Now the iteration for the rest of the entries:
for each l in [2, 4] and i in [1, 13] and j in [0, 7]:
dp[l][i][j] = dp[l-1][i][j] + dp[1][i][j-l+1]
For example dp[4][4][5]
, which is equivalent to the number of valid
quinaries in the range [00000, 40000)
with k=5. It can be splitted into
[00000, 30000)
with k=5, and [30000, 40000)
. The former one is dp[3][4][5]
,
the latter one is equivalent to [00000, 10000)
with k=k-3, which is
dp[1][4][2]
.
Finally we can compute the hash of the quinary base on the dp arrays. The example C code is shown below.
int hash_quinary(unsigned char q[], int len, int k)
{
int sum = 0;
int i;
for (i=0; i<len; i++) {
sum += dp[q[i]][len-i-1][k];
k -= q[i];
if (k <= 0)
break;
}
return ++sum;
}
In practice, the final increment can be ignored.
The final lookup hash table will contain 49205 entries, and the hash function takes at most 13 cycles to compute. This algorithm is much better than any others that do 7-card poker evaluation by checking all 21 combinations.
Recall that in chapter one, we managed to find a mapping from a 52-bit restricted binary to a hash key ranged from 0 to 133784559. Although the number of entries in this hash table is considerably large, it's still feasible on modern computers. If we could manage to improve the time efficiency in the hash function, it's still a useful approach.
Let's go back to that problem HashNBinaryKSum:
Problem: HashNBinaryKSum
Input: integer n, integer k, an n-bit binary with exactly k bits set to 1
Output: the position of the binary in the lexicographical ordering of all n-bit
binaries with exactly k bits of ones
More specificly, we are trying to solve a problem with n = 52 and k = 7. If we split the 52-bit binary into 4 blocks, where each block has 13 bits, we can precompute the results in a table in size 2^13 * 4 * 8, and do only 4 summations in the actual hash function. In practice, it would be easier if we use a 16-bit block instead of 13, making the table in size 2^16 * 4 * 8.
Precomputing this table is similar to the methods we used in the previous chapters. I'll just put the sample C code here and omit the explanations.
{
int dp[65536][4][8];
for (i=0; i<65536; i++) {
for (j=0; j<4; j++) {
for (k=0; k<8; k++) {
int ck = k;
int s;
int sum = 0;
for (s=15; s>=0; s--) {
if (i & (1 << s)) {
int n = j*16 + s;
sum += choose[n][ck];
ck--;
}
}
dp[i][j][k] = sum;
}
}
}
}
And the hash function only need to sum up the result from the dp table.
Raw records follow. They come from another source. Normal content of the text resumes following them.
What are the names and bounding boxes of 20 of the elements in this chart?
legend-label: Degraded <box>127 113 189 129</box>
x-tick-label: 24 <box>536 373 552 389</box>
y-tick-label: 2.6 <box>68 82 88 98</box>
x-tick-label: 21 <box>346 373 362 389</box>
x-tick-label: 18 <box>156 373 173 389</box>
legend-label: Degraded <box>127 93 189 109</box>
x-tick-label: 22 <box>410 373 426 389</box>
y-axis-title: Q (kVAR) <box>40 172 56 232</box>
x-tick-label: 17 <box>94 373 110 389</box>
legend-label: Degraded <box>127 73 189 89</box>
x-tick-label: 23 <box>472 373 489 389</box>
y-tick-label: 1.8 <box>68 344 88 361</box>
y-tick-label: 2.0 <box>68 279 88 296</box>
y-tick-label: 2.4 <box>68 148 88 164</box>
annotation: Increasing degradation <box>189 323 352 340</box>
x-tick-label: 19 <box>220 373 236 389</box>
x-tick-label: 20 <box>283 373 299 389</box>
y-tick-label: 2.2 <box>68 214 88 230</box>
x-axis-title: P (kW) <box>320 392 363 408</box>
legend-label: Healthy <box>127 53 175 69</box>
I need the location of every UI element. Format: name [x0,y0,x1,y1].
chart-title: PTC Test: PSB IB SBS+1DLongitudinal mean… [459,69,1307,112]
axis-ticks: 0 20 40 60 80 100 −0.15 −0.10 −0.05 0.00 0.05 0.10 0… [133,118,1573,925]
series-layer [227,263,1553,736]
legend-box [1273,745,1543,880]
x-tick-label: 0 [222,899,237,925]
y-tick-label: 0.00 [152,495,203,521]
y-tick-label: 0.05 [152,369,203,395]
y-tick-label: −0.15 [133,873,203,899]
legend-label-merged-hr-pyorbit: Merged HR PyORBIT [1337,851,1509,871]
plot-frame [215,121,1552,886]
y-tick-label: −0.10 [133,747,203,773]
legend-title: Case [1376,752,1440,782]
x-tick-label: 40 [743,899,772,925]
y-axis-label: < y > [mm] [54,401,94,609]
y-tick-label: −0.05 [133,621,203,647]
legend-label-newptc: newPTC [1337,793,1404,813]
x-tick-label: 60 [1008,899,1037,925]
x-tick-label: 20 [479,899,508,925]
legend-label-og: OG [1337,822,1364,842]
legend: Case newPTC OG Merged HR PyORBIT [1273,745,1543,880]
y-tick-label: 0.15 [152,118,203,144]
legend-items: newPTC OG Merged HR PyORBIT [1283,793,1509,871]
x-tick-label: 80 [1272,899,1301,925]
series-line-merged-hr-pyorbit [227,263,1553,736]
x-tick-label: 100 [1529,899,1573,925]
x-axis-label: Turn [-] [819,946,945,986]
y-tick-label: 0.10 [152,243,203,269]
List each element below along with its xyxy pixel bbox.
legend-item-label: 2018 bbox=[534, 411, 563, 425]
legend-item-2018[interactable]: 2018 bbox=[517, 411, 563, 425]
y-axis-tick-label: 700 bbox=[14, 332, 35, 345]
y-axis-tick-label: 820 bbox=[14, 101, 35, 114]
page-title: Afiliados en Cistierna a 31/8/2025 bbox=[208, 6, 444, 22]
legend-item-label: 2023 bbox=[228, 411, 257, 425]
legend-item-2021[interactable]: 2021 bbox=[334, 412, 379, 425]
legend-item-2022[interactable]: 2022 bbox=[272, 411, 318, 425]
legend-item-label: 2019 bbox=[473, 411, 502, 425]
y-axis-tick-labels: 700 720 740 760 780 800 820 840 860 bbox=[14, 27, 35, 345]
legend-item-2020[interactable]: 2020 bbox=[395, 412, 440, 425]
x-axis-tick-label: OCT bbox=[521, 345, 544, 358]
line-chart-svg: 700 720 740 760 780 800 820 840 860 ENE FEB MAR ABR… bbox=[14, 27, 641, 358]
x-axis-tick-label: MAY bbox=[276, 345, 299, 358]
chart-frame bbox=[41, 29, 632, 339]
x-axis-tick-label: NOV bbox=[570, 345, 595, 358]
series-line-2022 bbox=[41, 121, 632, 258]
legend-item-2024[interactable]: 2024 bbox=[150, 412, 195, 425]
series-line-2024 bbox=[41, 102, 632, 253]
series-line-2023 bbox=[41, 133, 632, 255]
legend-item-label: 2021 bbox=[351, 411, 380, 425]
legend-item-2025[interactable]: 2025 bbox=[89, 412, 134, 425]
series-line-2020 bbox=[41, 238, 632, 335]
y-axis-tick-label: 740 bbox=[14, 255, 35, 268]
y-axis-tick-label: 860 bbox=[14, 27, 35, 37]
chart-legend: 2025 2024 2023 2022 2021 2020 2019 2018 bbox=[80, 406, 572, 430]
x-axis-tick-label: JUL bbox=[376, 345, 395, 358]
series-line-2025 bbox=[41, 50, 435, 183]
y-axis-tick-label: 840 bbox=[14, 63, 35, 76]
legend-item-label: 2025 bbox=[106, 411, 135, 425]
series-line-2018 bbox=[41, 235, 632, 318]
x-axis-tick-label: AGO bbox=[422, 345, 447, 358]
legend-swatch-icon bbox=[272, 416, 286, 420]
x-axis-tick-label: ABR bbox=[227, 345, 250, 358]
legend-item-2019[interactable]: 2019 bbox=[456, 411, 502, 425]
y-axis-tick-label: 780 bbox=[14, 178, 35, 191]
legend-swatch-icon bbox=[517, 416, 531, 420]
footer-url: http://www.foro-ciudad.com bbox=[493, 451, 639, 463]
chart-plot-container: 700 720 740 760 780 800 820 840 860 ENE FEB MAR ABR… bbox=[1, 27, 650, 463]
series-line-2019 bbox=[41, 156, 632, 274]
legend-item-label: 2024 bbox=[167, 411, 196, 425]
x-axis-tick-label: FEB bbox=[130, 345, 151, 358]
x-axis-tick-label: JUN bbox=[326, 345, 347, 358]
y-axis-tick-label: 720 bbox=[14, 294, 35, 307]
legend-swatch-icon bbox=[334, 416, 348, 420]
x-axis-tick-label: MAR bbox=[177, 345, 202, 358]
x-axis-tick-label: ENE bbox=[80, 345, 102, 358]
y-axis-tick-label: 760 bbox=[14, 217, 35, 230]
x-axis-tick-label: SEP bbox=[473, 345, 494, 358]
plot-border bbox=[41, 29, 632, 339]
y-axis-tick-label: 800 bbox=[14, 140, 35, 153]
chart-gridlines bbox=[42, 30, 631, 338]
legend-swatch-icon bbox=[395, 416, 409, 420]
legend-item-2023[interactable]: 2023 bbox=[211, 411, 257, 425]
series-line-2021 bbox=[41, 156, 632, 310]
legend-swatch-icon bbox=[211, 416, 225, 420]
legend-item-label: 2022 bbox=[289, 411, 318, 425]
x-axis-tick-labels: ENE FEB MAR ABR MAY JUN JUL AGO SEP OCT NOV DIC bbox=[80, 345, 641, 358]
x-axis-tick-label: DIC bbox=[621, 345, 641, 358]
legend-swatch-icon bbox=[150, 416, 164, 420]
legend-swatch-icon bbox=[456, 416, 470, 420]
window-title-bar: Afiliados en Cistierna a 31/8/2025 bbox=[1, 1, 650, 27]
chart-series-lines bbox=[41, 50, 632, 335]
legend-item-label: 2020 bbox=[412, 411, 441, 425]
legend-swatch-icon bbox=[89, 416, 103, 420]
The C code is shown below.
int fast_hash(unsigned long long handid, int k)
{
int hash = 0;
unsigned short * a = (unsigned short *)&handid;
hash += dp_fast[a[3]][3][k];
k -= bitcount[a[3]];
hash += dp_fast[a[2]][2][k];
k -= bitcount[a[2]];
hash += dp_fast[a[1]][1][k];
k -= bitcount[a[1]];
hash += dp_fast[a[0]][0][k];
return hash;
}
Although this algorithm takes very few CPU cycles to compute the hash value (4 summations and 3 decrements), the overall performance is worse than what we used in the previous chapter. Part of the reason might be the dp table is greater than a normal page size (64Kbytes). If we cut the block into 8 bits and use a table of size 2^8 * 8 * 8, which will double the number of operations in the hash function (8 summations and 7 decrements), the performance seems to improve, but still doesn't beat the algorithm used in the previous chapter under my environment.
In summary, although it's an algorithm that uses very few CPU cycles, the true performance is bounded by the time access to the memory, which doesn't make it significantly faster than the algorithm we used in chapter 2 to chapter 3.